Neural networks are high-dimensional nonlinear dynamical systems that process information through the coordinated activity of many connected units. Understanding how biological and machine-learning networks function and learn requires knowledge of the structure of this coordinated activity, information contained, for example, in cross covariances between units. Self-consistent dynamical mean field theory (DMFT) has elucidated several features of random neural networks -- in particular, that they can generate chaotic activity -- however, a calculation of cross covariances using this approach has not been provided. Here, we calculate cross covariances self-consistently via a two-site cavity DMFT. We use this theory to probe spatiotemporal features of activity coordination in a classic random-network model with independent and identically distributed (i.i.d.) couplings, showing an extensive but fractionally low effective dimension of activity and a long population-level timescale. Our formulae apply to a wide range of single-unit dynamics and generalize to non-i.i.d. couplings. As an example of the latter, we analyze the case of partially symmetric couplings.
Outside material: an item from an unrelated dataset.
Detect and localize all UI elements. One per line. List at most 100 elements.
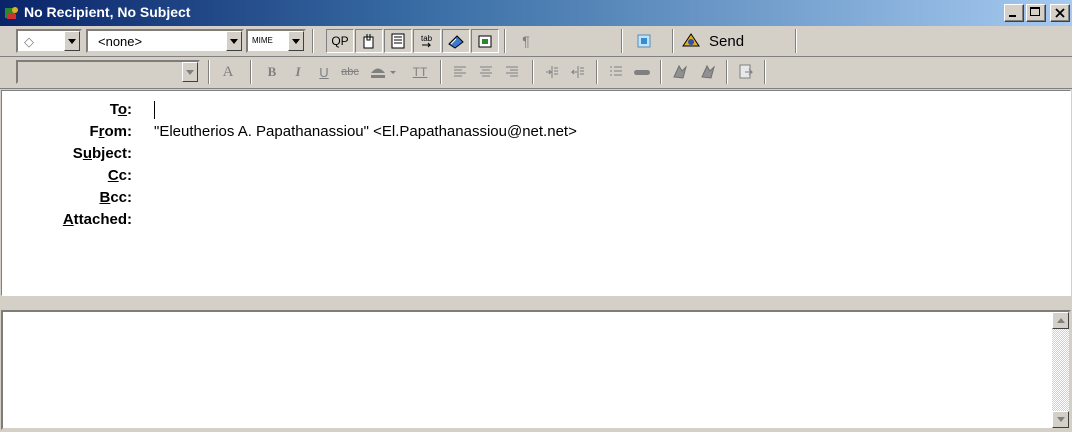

翻译：神经网络是高维非线性动力系统，通过大量连接单元的协调活动处理信息。理解生物与机器学习网络的功能和学习机制，需要掌握这种协调活动的结构——例如体现在单元间互协方差中的信息。自洽动力学平均场理论（DMFT）已揭示随机神经网络的若干特征，尤其是其能产生混沌活动，但尚未利用该方法给出互协方差的计算。本文通过双位点空穴腔DMFT自洽计算互协方差，并运用该理论探究经典随机网络模型（具有独立同分布耦合）中活动协调的时空特征，揭示出活动具有广延但分数化的低有效维度以及长群体级时间尺度。我们的公式适用于广泛的单单元动力学，并可推广至非独立同分布耦合。作为后者示例，我们分析了部分对称耦合情形。